Craigie Cross
- Maintained by: Perth and Kinross Council
- Location: Perth, Scotland, UK
- Coordinates: 56°23′22″N 3°26′22″W﻿ / ﻿56.389563°N 3.439529°W
- North: St Leonard's Bridge;
- East: Priory Place;
- West: St Leonard's Bridge;

= Craigie Cross =

Open space in Perth, Scotland

Craigie Cross is a small public square in the Craigie area of Perth, Scotland. Shaped in the form of a scalene triangle, the plot of land, which has been in existence since at least the early 20th century, is bounded by St Leonard's Bridge to the north and Priory Place to the east. A diagonal offshoot of St Leonard's Bridge, running one-way in a southwesterly direction, connects it to Priory Place for a second time. It was down this section that trams of Perth Corporation Tramways used to run from the city centre.
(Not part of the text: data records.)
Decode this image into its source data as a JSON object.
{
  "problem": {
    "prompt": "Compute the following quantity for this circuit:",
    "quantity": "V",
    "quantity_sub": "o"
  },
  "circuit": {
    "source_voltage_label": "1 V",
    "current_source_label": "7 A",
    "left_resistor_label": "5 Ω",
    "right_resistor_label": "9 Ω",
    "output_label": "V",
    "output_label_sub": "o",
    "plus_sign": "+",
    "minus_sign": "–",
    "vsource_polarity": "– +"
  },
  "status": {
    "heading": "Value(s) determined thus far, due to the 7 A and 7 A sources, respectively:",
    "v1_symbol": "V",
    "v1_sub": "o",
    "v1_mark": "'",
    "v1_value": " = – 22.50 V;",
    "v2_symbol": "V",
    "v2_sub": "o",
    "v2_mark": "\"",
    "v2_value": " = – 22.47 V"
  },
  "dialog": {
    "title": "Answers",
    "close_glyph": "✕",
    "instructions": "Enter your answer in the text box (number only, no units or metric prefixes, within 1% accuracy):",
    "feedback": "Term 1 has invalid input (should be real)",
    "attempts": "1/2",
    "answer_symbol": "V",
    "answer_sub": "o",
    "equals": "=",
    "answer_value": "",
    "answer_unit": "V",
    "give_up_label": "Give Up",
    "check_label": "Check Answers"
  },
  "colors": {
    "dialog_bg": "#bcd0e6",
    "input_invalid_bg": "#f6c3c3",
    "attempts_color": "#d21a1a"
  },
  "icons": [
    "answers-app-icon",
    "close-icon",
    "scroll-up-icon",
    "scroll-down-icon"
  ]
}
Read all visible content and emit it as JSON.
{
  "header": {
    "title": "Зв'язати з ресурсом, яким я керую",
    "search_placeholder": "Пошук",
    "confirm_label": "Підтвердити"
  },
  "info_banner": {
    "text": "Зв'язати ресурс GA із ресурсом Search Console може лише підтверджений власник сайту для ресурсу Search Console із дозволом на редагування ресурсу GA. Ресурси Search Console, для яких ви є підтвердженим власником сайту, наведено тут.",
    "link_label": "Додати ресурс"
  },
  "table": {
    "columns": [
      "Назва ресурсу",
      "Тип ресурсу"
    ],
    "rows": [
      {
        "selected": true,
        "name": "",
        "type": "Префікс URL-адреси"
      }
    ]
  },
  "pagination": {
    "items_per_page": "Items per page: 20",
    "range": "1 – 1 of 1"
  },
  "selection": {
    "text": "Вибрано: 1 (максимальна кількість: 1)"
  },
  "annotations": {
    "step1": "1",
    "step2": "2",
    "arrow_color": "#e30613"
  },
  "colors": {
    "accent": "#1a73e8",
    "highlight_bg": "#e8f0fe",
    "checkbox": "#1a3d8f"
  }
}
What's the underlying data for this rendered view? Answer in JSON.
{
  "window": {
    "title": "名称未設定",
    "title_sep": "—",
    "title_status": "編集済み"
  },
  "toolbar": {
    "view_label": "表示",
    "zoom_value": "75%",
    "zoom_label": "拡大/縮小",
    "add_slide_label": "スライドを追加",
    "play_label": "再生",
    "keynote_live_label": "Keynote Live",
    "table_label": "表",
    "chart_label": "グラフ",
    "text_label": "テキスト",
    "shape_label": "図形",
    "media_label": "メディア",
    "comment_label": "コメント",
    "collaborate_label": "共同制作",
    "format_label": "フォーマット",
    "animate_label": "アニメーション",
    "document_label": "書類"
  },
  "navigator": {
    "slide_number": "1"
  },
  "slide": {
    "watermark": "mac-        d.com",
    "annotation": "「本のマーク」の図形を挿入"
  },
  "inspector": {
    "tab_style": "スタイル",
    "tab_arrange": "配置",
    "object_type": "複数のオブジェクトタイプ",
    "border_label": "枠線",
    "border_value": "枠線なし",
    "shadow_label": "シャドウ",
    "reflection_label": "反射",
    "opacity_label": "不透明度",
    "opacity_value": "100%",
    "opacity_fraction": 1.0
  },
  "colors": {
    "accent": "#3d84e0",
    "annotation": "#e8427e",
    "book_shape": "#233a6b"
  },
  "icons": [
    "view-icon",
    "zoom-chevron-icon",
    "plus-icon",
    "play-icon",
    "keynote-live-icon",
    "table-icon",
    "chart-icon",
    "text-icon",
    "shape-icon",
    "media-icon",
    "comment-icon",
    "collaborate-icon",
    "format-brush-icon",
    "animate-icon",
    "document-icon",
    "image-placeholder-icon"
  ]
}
A clock stands in the square on its northern side.

Priory Place recalls the Priory of St Leonard, which was founded in the 13th century, around the same time as St Leonard's Nunnery. It overlooked the southern end of the nearby South Inch from the western side, in the area where St Leonard's Bridge crosses the railway tracks today. It was suppressed in 1429 and its lands and rents were annexed by the Carthusian monastery that had been founded. There was a church dedicated to St Leonard at Perth as early as 1163.

Today, the Cross is known for its plethora of fast food shops.